Ils sont agressés par le bruit des sirènes émanant des pick-up toyota qui sillonnent les rues étroites et dans lesquels se trouvent des policiers en treillis, portant lunettes noires et mitraillette au poing.

Alex : Je me sens étouffer, je dois boire de l eau…

Théodule : Achète vite un sachet d’eau glacée, Il vient de te dire que le temps c’est de l’argent mais il faut payer car rien n’est gratuit ici.

Le passant les conduit sans hésiter dans le quartier des francophones et dans un établissement calme où une femme qui se tient près du comptoir les salue en lingala

X : « Voilà, vous avez trouvé vos frères, payez-moi car je dois vite repartir

Théodule : Te payer mais comment ça ? On a déjà payé ton ticket de bus.

X s’échauffe et se met à hurler : « give me my money. I am in a hurry” ».

L’un des clients de la buvette qui semble connaître le passant dit en lingala « Aza muyibi » (c’est un grand voleur). Une femme assise derrière le comptoir paye la somme requise sans discuter (malgré les protestations véhémentes de Théodule). Le passant après avoir empoché l’argent sourit en disant

« Welcome, this is Nigeria » et disparaît dans la foule. Les deux nouveaux-

venus remercient cette femme à laquelle ils se présentent en expliquant qu’ils désirent aller en Europe et qu’ils sont totalement ‘à plat’ :

« Racontez-moi votre histoire car moi je peux vous aider. Je suis consciente de la situation actuelle de l’Afrique et de mon pays en particulier. Je vais vous aider, sachez que vous n’êtes ni les premiers ni les derniers que j’aide.

-Vous devez sûrement vous demander comment vous allez vivre ici. Comme les autres l’ont fait avant vous, vous allez travailler pour moi pendant un mois sans être payés car je vais utiliser votre salaire pour payer celui qui vous a amené jusqu’ici et pour vous installer ici. Théodule, tu peux être serveur dans ma buvette et toi Alex, tu peux travailler pour moi au marché car je fais aussi du commerce avec le pays et j’ai besoin de gens pour empaqueter la marchandise.

Après ce sera à vous de voir si vous voulez continuer à travailler ici ou ailleurs ou continuer votre route pour l’Europe. Vous devez être fatigués après ce long voyage.” Venez, je vais vous montrer la place où dormir.

Ce soir vous pourrez venir, il y aura de la musique zaïroise …

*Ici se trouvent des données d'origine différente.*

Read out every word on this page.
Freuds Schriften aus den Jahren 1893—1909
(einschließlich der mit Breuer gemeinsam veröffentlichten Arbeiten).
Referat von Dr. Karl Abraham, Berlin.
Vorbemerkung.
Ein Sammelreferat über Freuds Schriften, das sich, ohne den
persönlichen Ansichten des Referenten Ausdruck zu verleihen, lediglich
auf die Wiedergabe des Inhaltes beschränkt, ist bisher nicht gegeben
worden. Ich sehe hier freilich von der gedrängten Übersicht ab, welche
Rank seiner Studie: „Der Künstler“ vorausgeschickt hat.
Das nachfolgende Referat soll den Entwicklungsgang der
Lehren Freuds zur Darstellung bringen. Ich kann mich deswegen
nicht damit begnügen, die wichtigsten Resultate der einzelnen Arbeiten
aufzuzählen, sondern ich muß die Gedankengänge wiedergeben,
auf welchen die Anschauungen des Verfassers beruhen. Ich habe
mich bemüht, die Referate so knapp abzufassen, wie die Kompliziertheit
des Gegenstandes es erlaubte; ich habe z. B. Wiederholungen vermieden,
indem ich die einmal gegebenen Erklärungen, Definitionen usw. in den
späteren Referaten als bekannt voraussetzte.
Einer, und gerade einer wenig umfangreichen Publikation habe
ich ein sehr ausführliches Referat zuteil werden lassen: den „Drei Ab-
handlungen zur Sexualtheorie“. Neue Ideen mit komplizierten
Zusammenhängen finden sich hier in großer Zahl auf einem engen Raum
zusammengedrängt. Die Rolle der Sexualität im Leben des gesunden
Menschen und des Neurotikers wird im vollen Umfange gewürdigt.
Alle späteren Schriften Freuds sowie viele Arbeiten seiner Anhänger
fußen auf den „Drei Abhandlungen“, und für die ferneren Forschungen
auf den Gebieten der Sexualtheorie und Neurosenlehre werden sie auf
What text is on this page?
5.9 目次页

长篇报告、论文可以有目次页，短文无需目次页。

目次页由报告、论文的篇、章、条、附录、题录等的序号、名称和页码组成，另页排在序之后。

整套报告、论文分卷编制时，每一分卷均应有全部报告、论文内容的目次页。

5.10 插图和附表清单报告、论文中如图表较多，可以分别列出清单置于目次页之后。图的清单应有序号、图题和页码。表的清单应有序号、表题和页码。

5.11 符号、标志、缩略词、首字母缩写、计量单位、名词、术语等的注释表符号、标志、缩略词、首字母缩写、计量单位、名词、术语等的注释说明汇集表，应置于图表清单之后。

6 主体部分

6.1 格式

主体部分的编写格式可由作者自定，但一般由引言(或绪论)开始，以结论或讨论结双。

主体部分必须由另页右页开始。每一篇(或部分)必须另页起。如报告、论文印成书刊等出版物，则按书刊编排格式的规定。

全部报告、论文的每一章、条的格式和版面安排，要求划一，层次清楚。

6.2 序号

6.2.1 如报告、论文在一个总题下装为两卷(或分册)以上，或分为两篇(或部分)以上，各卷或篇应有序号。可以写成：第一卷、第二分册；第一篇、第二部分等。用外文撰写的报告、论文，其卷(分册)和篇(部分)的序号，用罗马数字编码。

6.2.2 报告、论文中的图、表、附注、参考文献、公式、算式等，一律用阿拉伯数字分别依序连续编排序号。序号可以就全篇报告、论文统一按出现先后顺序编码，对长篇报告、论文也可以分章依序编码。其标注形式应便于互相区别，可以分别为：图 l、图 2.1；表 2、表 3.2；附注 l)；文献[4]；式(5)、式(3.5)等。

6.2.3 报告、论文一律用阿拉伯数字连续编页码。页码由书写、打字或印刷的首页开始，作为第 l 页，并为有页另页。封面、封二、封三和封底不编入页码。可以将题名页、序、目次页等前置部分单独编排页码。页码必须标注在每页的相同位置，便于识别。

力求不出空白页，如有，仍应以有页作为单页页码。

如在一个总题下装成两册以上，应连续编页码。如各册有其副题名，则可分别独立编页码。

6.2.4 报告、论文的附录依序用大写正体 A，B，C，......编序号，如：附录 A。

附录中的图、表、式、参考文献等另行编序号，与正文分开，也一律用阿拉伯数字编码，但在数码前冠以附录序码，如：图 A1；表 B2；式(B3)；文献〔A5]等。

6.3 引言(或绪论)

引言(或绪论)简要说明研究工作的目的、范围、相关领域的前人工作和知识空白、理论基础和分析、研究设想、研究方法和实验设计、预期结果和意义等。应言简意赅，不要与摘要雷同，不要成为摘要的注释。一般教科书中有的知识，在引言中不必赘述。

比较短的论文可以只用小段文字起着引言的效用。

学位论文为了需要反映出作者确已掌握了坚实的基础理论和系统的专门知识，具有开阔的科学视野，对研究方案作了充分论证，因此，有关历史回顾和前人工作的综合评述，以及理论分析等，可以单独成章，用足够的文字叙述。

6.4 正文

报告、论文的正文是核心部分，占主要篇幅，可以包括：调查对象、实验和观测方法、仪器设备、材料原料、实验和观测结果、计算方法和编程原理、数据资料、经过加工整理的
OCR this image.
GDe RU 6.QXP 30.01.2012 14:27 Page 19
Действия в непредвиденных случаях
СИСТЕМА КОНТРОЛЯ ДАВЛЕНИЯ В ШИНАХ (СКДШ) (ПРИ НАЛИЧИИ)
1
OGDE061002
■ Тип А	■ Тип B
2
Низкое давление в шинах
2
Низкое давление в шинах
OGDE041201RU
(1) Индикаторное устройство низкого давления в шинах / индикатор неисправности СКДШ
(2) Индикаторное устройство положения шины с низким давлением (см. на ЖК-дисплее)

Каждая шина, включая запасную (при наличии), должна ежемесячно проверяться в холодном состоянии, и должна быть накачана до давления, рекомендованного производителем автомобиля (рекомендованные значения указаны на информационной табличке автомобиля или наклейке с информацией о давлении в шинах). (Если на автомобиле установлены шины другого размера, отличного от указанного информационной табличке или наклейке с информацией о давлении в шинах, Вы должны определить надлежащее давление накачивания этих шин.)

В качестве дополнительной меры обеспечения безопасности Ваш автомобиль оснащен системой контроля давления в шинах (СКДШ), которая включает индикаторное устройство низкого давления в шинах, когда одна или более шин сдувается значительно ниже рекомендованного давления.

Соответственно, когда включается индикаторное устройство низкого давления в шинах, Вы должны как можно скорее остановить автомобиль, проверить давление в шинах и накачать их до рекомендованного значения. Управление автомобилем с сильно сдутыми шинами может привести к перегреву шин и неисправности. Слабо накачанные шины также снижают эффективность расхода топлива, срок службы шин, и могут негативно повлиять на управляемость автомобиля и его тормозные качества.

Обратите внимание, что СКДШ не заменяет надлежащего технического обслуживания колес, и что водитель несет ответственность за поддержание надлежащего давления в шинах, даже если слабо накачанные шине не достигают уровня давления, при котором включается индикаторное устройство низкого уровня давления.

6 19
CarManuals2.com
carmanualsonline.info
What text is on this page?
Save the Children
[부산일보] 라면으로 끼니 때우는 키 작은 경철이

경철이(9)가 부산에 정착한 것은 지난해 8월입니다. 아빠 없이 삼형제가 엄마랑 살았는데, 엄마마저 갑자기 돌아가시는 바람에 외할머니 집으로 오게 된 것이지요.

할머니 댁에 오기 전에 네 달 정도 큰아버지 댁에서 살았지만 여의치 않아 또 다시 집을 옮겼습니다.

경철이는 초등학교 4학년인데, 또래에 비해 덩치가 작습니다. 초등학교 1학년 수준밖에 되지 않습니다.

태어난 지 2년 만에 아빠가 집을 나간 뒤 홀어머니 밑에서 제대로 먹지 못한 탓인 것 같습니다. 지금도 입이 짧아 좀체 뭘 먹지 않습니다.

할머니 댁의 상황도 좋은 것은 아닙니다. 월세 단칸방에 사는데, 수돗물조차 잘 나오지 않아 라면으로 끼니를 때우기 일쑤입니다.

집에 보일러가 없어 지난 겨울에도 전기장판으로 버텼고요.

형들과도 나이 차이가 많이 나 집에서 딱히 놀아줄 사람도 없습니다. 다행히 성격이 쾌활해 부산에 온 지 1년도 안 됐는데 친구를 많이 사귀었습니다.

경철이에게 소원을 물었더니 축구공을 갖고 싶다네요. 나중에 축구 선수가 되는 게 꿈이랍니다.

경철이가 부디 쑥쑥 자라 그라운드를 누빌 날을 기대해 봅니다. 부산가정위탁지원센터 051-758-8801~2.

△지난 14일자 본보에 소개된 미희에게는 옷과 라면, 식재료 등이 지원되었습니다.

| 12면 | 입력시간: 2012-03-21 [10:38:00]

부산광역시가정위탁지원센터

Les deux nouveaux-venus acceptent ses conditions sans rien trouver à redire. Mère Tessilia leur offre exactement ce qu’ils cherchent : le gîte, le couvert, un lieu pour prendre connaissance de ce nouveau monde dans lequel ils viennent de pénétrer et un petit job pour se « refaire ». Elle est aussi une

femme d’affaires qui a un établissement à gérer dans un pays étranger, sa place à conserver, un commerce à faire prospérer et un avenir à assurer. Claire sur ses intentions, elle leur explique :

« Vous savez, je ne me fatigue pas de vous aider vous les aventuriers car ceux que j’ai aidés aujourd’hui sont ceux qui m’aideront demain. La plupart d’entre eux sont maintenant en Europe à Bruxelles, Paris ou Londres. Ils me donnent de leurs nouvelles et m’envoient de l’argent pour me remercier et avec certains je fais un peu de business. Et puis un jour moi aussi je vais passer… »,

Elle leur offre de surcroît l’accès à un lieu maternant et matriciant non seulement en subvenant à leurs besoins immédiats, en incarnant le rôle de substitut maternel auprès de ceux qui souffrent secrètement de la séparation d’avec leur mère mais aussi en leur donnant un accès immédiat au monde des « aventuriers » qui va les aider à faire leur apprentissage de « clandestin ».